早稲田大学大学院先進理工学研究科博士1年の三瓶 大志(さんぺい ひろし)氏・七種 紘規(さえぐさ こうき)氏ならびに同大理工学術院の関根 泰(せきね やすし)教授らの研究グループは、慶應義塾大学理工学部の田中 宗(たなか しゅう)准教授、ENEOS株式会社とともに、次世代コンピューティングの一つであるアニーリング方式に属する富士通株式会社の量子インスパイアード技術「デジタルアニーラ」を用いて、固体表面への分子吸着を予測することに成功しました。量子インスパイアード技術を固体表面への分子吸着予測に活用する取り組みは世界初となります。

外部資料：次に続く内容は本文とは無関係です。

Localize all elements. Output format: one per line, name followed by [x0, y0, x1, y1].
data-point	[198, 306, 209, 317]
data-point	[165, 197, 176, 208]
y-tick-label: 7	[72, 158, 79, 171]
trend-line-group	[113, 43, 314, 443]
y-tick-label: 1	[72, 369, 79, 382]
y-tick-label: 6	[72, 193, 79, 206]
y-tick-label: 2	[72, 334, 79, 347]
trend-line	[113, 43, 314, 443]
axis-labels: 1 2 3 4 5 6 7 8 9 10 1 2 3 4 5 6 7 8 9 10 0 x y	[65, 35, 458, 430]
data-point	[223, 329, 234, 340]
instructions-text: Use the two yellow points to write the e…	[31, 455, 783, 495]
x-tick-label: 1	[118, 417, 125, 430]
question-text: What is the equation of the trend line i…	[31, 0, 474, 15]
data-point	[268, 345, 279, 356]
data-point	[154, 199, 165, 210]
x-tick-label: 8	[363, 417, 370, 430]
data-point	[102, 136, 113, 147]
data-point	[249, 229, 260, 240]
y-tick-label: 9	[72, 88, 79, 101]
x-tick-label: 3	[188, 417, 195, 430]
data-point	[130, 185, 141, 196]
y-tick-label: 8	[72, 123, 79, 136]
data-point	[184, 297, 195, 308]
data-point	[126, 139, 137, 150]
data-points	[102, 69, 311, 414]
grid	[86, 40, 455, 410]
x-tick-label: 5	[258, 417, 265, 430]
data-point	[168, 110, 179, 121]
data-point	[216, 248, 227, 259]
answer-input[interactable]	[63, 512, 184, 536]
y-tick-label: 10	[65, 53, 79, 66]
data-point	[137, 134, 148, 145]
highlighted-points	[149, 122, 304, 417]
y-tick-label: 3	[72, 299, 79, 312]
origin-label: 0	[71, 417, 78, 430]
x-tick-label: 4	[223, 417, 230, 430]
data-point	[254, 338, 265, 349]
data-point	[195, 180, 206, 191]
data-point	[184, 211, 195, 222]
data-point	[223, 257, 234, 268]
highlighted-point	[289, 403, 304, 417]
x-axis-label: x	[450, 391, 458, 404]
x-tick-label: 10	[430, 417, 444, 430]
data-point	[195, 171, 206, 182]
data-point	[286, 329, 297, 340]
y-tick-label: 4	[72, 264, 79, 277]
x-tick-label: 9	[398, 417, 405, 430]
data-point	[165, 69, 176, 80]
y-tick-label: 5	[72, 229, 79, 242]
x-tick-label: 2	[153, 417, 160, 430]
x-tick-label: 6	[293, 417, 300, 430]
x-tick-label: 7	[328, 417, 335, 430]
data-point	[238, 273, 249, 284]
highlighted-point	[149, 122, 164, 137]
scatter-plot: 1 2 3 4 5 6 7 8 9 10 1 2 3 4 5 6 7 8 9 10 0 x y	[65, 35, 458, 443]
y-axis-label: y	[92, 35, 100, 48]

今回、「デジタルアニーラ」を用いて、組合せ爆発を起こさずに吸着配位を高速に探索する新しい方法を開発しました。本手法では、特に多くの分子が吸着している領域において、従来法よりもはるかに高速に、安定な分子配置を発見できることがわかりました。一例として、従来は38601秒かかっていた16分子の吸着の予測を、準備時間(1回のみ必要)2154秒と、「デジタルアニーラ」による計算132秒だけで完了でき、圧倒的な高速性を示すことができました。
また、得られた結果を株式会社Preferred NetworksとENEOS株式会社が共同で設立した株式会社Preferred Computational Chemistryが提供する汎用原子レベルシミュレータMatlantisで解析した結果、本手法による予測が正しいことがわかりました。この手法により、特に分子配置の組合せが多い複合材料や大規模モデリングにおいて、正確かつ高速に最適な配置を予測することが可能になります。
本研究成果は、2023年3月27日(現地時間)にアメリカ化学会の『JACS Au』のオンライン版で公開されました。